Réunion du CSE : le non-respect du délai de communication de l'ordre du jour ne peut pas jouer contre le CSE
Pour cause de délai tardif, un employeur refuse de mettre à l’ordre du jour d’une réunion du CSE le vote d’une résolution sur un droit d’alerte
Afin d'anticiper d'éventuelles modifications dans les régimes de retraite complémentaires, un groupe de protection sociale avait envisagé une évolution de son organisation et la création d'autres activités de retraite complémentaire et d'assurance aux personnes en mettant en place trois structures juridiques distinctes.
Le 9 octobre 2020, son comité social et économique (CSE) avait été convoqué à une première réunion d'information sur le projet fixée au 16 octobre 2020. Les documents d'informations afférents au projet et à ses conséquences avaient été joints à la convocation et à l'ordre du jour.
Le 5 novembre 2020, le secrétaire du comité avait sollicité l'inscription à l'ordre du jour d'un vote d'une résolution sur un droit d'alerte économique pour la réunion devant se tenir le 9 novembre.
Mais le président du comité (à savoir l’employeur) avait refusé l'inscription du vote sur le droit d'alerte en invoquant le non-respect du délai de 5 jours pour l'inscription d'un point à l'ordre du jour prévu par l’accord d’entreprise relatif à la mise en place du CSE.
Lors de la réunion du comité du 9 novembre 2020, les élus avaient, cependant, voté un droit d'alerte économique.
L’employeur avait alors saisi la formation des référés du tribunal judiciaire en contestation de la procédure d'alerte votée par le comité et en annulation de la délibération prise par celui-ci le 9 novembre 2020 relative au déclenchement de son droit d'alerte économique.
Modalités d’élaboration et délai de communication de l’ordre du jour
Pour rappel, l'ordre du jour de la réunion du CSE est établi conjointement par le président et le secrétaire du comité, avec inscription de plein droit des sujets dont la consultation est rendue obligatoire par la loi, un décret ou un accord collectif (c. trav. art.
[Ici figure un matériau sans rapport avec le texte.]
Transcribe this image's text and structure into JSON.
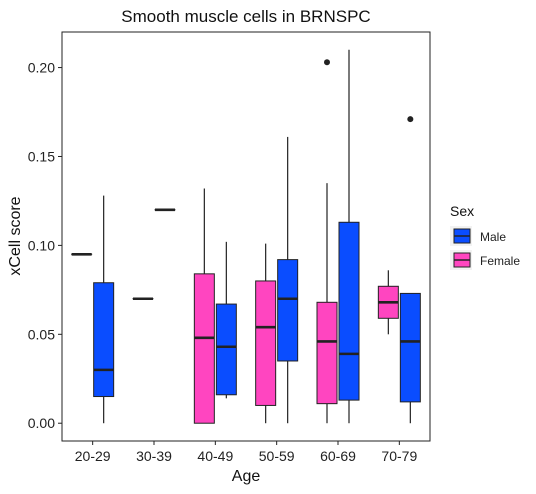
{
  "chart_data": {
    "type": "boxplot",
    "title": "Smooth muscle cells in BRNSPC",
    "xlabel": "Age",
    "ylabel": "xCell score",
    "ylim": [
      -0.01,
      0.22
    ],
    "yticks": [
      0.0,
      0.05,
      0.1,
      0.15,
      0.2
    ],
    "ytick_labels": [
      "0.00",
      "0.05",
      "0.10",
      "0.15",
      "0.20"
    ],
    "categories": [
      "20-29",
      "30-39",
      "40-49",
      "50-59",
      "60-69",
      "70-79"
    ],
    "legend": {
      "title": "Sex",
      "position": "right",
      "entries": [
        {
          "name": "Male",
          "color": "#0a4dff"
        },
        {
          "name": "Female",
          "color": "#ff45c0"
        }
      ]
    },
    "series": [
      {
        "name": "Female",
        "color": "#ff45c0",
        "boxes": [
          {
            "category": "20-29",
            "min": 0.095,
            "q1": 0.095,
            "median": 0.095,
            "q3": 0.095,
            "max": 0.095,
            "outliers": []
          },
          {
            "category": "30-39",
            "min": 0.07,
            "q1": 0.07,
            "median": 0.07,
            "q3": 0.07,
            "max": 0.07,
            "outliers": []
          },
          {
            "category": "40-49",
            "min": 0.0,
            "q1": 0.0,
            "median": 0.048,
            "q3": 0.084,
            "max": 0.132,
            "outliers": []
          },
          {
            "category": "50-59",
            "min": 0.0,
            "q1": 0.01,
            "median": 0.054,
            "q3": 0.08,
            "max": 0.101,
            "outliers": []
          },
          {
            "category": "60-69",
            "min": 0.0,
            "q1": 0.011,
            "median": 0.046,
            "q3": 0.068,
            "max": 0.135,
            "outliers": [
              0.203
            ]
          },
          {
            "category": "70-79",
            "min": 0.05,
            "q1": 0.059,
            "median": 0.068,
            "q3": 0.077,
            "max": 0.086,
            "outliers": []
          }
        ]
      },
      {
        "name": "Male",
        "color": "#0a4dff",
        "boxes": [
          {
            "category": "20-29",
            "min": 0.0,
            "q1": 0.015,
            "median": 0.03,
            "q3": 0.079,
            "max": 0.128,
            "outliers": []
          },
          {
            "category": "30-39",
            "min": 0.12,
            "q1": 0.12,
            "median": 0.12,
            "q3": 0.12,
            "max": 0.12,
            "outliers": []
          },
          {
            "category": "40-49",
            "min": 0.014,
            "q1": 0.016,
            "median": 0.043,
            "q3": 0.067,
            "max": 0.102,
            "outliers": []
          },
          {
            "category": "50-59",
            "min": 0.0,
            "q1": 0.035,
            "median": 0.07,
            "q3": 0.092,
            "max": 0.161,
            "outliers": []
          },
          {
            "category": "60-69",
            "min": 0.0,
            "q1": 0.013,
            "median": 0.039,
            "q3": 0.113,
            "max": 0.21,
            "outliers": []
          },
          {
            "category": "70-79",
            "min": 0.0,
            "q1": 0.012,
            "median": 0.046,
            "q3": 0.073,
            "max": 0.073,
            "outliers": [
              0.171
            ]
          }
        ]
      }
    ],
    "grid": false,
    "panel_border": true
  }
}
L. 2315-29).
La loi prévoit par exemple, comme c’était le cas dans cette affaire, que lorsque le CSE entend actionner son droit d’alerte économique, parce qu’il a connaissance de faits de nature à affecter de manière préoccupante la situation économique de l'entreprise, il peut demander à l'employeur de lui fournir des explications et cette demande est inscrite de droit à l'ordre du jour de la prochaine séance du comité (c. trav. art. L. 2312-63).
En outre, l’ordre du jour des réunions du CSE est en principe communiqué par le président aux membres du comité au moins 3 jours avant la réunion (c. trav. art. L. 2315-30). Dans cette affaire, ce délai avait été allongé à 5 jours ouvrables par l’accord d’entreprise qui avait mis en place le CSE.
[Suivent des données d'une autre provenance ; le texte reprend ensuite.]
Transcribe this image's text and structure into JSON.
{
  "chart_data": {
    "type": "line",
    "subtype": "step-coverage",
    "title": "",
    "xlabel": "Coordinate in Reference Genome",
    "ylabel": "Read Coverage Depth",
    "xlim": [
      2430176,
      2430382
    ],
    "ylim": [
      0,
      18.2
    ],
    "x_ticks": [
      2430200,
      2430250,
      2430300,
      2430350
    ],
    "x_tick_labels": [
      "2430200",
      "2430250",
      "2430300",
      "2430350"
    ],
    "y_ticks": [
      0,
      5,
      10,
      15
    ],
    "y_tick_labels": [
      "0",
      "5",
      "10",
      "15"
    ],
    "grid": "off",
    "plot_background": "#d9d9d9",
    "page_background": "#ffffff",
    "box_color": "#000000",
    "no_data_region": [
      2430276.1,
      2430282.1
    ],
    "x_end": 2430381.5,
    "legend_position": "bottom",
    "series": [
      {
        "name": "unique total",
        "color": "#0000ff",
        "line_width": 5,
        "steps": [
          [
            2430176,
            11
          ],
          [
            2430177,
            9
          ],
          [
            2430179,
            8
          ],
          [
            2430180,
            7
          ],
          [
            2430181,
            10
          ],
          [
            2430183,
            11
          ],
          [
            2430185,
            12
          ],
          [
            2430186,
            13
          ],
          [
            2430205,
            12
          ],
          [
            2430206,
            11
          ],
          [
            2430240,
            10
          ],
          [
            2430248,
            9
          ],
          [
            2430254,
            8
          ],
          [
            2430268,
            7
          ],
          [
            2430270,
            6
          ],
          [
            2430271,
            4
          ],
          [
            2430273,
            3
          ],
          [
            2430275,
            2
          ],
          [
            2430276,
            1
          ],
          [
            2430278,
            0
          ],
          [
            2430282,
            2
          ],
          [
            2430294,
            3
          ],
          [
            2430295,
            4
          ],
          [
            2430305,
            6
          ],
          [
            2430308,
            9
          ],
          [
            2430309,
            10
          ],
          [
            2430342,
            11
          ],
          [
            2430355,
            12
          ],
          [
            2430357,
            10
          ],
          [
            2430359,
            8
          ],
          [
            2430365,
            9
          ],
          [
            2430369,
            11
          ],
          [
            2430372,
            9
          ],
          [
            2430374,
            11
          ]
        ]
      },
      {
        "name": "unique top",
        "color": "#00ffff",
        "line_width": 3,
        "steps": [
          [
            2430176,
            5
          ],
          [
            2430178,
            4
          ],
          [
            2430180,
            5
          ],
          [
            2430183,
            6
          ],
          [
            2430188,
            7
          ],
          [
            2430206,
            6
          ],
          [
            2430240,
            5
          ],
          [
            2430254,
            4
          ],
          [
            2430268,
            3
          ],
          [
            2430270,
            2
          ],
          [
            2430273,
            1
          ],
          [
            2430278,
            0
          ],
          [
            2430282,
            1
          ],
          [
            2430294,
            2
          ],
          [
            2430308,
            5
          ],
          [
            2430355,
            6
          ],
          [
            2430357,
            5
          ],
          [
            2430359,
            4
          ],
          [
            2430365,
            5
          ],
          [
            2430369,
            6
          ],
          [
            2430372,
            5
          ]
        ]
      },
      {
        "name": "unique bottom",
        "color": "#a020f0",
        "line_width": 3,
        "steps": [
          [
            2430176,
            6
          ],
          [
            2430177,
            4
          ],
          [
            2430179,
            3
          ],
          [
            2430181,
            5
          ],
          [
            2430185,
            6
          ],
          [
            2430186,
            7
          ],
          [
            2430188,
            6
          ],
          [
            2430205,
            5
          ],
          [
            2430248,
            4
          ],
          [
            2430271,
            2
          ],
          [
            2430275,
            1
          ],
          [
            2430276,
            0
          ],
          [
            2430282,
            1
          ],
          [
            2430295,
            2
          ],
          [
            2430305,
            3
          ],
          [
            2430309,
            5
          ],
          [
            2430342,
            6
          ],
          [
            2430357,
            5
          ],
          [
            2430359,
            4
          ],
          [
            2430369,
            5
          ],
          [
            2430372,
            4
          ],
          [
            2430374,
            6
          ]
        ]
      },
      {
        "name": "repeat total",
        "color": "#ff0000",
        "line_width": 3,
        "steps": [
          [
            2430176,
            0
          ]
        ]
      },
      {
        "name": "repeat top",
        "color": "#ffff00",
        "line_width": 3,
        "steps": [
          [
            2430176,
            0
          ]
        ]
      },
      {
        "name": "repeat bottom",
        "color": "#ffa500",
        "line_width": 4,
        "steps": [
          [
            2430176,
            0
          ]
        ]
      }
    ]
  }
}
Une double question se posait :
- l’employeur était-il en droit de ne pas inscrire à l’ordre du jour de la réunion la demande de vote sur le droit d'alerte économique, celle-ci ayant été formulée 4 jours avant la réunion ;- la délibération du CSE sur le droit d’alerte économique était-elle régulière malgré l’absence de mention de celui-ci à l’ordre du jour de la réunion ?
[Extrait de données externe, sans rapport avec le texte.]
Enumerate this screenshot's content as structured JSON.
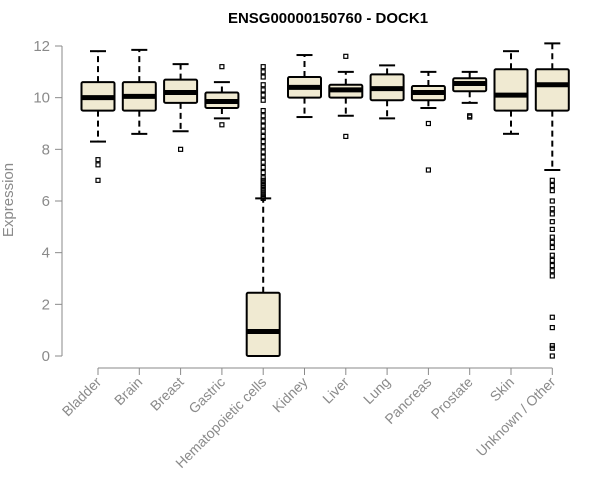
{
  "chart_data": {
    "type": "box",
    "title": "ENSG00000150760 - DOCK1",
    "xlabel": "",
    "ylabel": "Expression",
    "ylim": [
      -0.3,
      12.3
    ],
    "yticks": [
      0,
      2,
      4,
      6,
      8,
      10,
      12
    ],
    "box_fill": "#f0ead2",
    "categories": [
      "Bladder",
      "Brain",
      "Breast",
      "Gastric",
      "Hematopoietic cells",
      "Kidney",
      "Liver",
      "Lung",
      "Pancreas",
      "Prostate",
      "Skin",
      "Unknown / Other"
    ],
    "boxes": [
      {
        "q1": 9.5,
        "median": 10.0,
        "q3": 10.6,
        "whisker_low": 8.3,
        "whisker_high": 11.8,
        "outliers": [
          7.6,
          7.4,
          6.8
        ]
      },
      {
        "q1": 9.5,
        "median": 10.05,
        "q3": 10.6,
        "whisker_low": 8.6,
        "whisker_high": 11.85,
        "outliers": []
      },
      {
        "q1": 9.8,
        "median": 10.2,
        "q3": 10.7,
        "whisker_low": 8.7,
        "whisker_high": 11.3,
        "outliers": [
          8.0
        ]
      },
      {
        "q1": 9.6,
        "median": 9.85,
        "q3": 10.2,
        "whisker_low": 9.2,
        "whisker_high": 10.6,
        "outliers": [
          11.2,
          8.95
        ]
      },
      {
        "q1": 0.0,
        "median": 0.95,
        "q3": 2.45,
        "whisker_low": 0.0,
        "whisker_high": 6.1,
        "outliers": [
          11.2,
          11.0,
          10.8,
          10.5,
          10.3,
          10.1,
          9.9,
          9.5,
          9.3,
          9.1,
          8.9,
          8.7,
          8.5,
          8.3,
          8.1,
          7.9,
          7.7,
          7.5,
          7.3,
          7.1,
          6.9,
          6.8,
          6.7,
          6.6,
          6.5,
          6.4,
          6.3,
          6.2,
          6.15,
          6.1
        ]
      },
      {
        "q1": 10.0,
        "median": 10.4,
        "q3": 10.8,
        "whisker_low": 9.25,
        "whisker_high": 11.65,
        "outliers": []
      },
      {
        "q1": 10.0,
        "median": 10.3,
        "q3": 10.5,
        "whisker_low": 9.3,
        "whisker_high": 11.0,
        "outliers": [
          11.6,
          8.5
        ]
      },
      {
        "q1": 9.9,
        "median": 10.35,
        "q3": 10.9,
        "whisker_low": 9.2,
        "whisker_high": 11.25,
        "outliers": []
      },
      {
        "q1": 9.9,
        "median": 10.2,
        "q3": 10.45,
        "whisker_low": 9.6,
        "whisker_high": 11.0,
        "outliers": [
          9.0,
          7.2
        ]
      },
      {
        "q1": 10.25,
        "median": 10.55,
        "q3": 10.75,
        "whisker_low": 9.8,
        "whisker_high": 11.0,
        "outliers": [
          9.3,
          9.25
        ]
      },
      {
        "q1": 9.5,
        "median": 10.1,
        "q3": 11.1,
        "whisker_low": 8.6,
        "whisker_high": 11.8,
        "outliers": []
      },
      {
        "q1": 9.5,
        "median": 10.5,
        "q3": 11.1,
        "whisker_low": 7.2,
        "whisker_high": 12.1,
        "outliers": [
          6.8,
          6.6,
          6.4,
          6.0,
          5.7,
          5.5,
          5.2,
          4.9,
          4.6,
          4.4,
          4.2,
          3.9,
          3.7,
          3.5,
          3.3,
          3.1,
          1.5,
          1.1,
          0.4,
          0.3,
          0.0
        ]
      }
    ]
  }
}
Seuls les élus du personnel peuvent contester le non-respect du délai de communication de l’ordre du jour
Dans sa décision du 28 juin 2023, la Cour de cassation considère que seuls les membres de la délégation du personnel au comité social et économique peuvent se prévaloir du respect du délai de communication de l’ordre du jour, car cette règle a été instaurée dans leur intérêt.
À noter : la chambre criminelle de la Cour de cassation avait déjà énoncé ce principe dans une affaire où, le jour même de la réunion d’un CSE central, avait été ajouté à l’ordre du jour, à l’unanimité des membres du CSE, le vote d’un mandat au secrétaire pour exercer une action pour délit d’entrave, donc sans respecter le délai de communication de l’ordre du jour qui était de 8 jours (cass. crim. 13 septembre 2022, n° 21-83914 P).
Le président du comité, à savoir l’employeur ou son représentant, ne peut donc pas se prévaloir du non-respect du délai de communication de l’ordre du jour.
Dans cette affaire, le président du CSE n’était pas autorisé à refuser d'inscrire le déclenchement de la procédure de droit d'alerte à l'ordre du jour de la réunion, au motif que le délai de communication de l’ordre du jour aux membres du comité ne pourrait pas alors être respecté puisque la demande avait été formulée trop peu de temps avant la tenue de la réunion.
Il en découle que l'absence de mention à l'ordre du jour du déclenchement de la procédure de droit d'alerte n'était pas un motif d'irrégularité de la délibération du comité.
Les juges ont donc à bon droit refusé la demande de l’employeur d’annuler la délibération prise par le CSE relative au déclenchement de son droit d'alerte économique.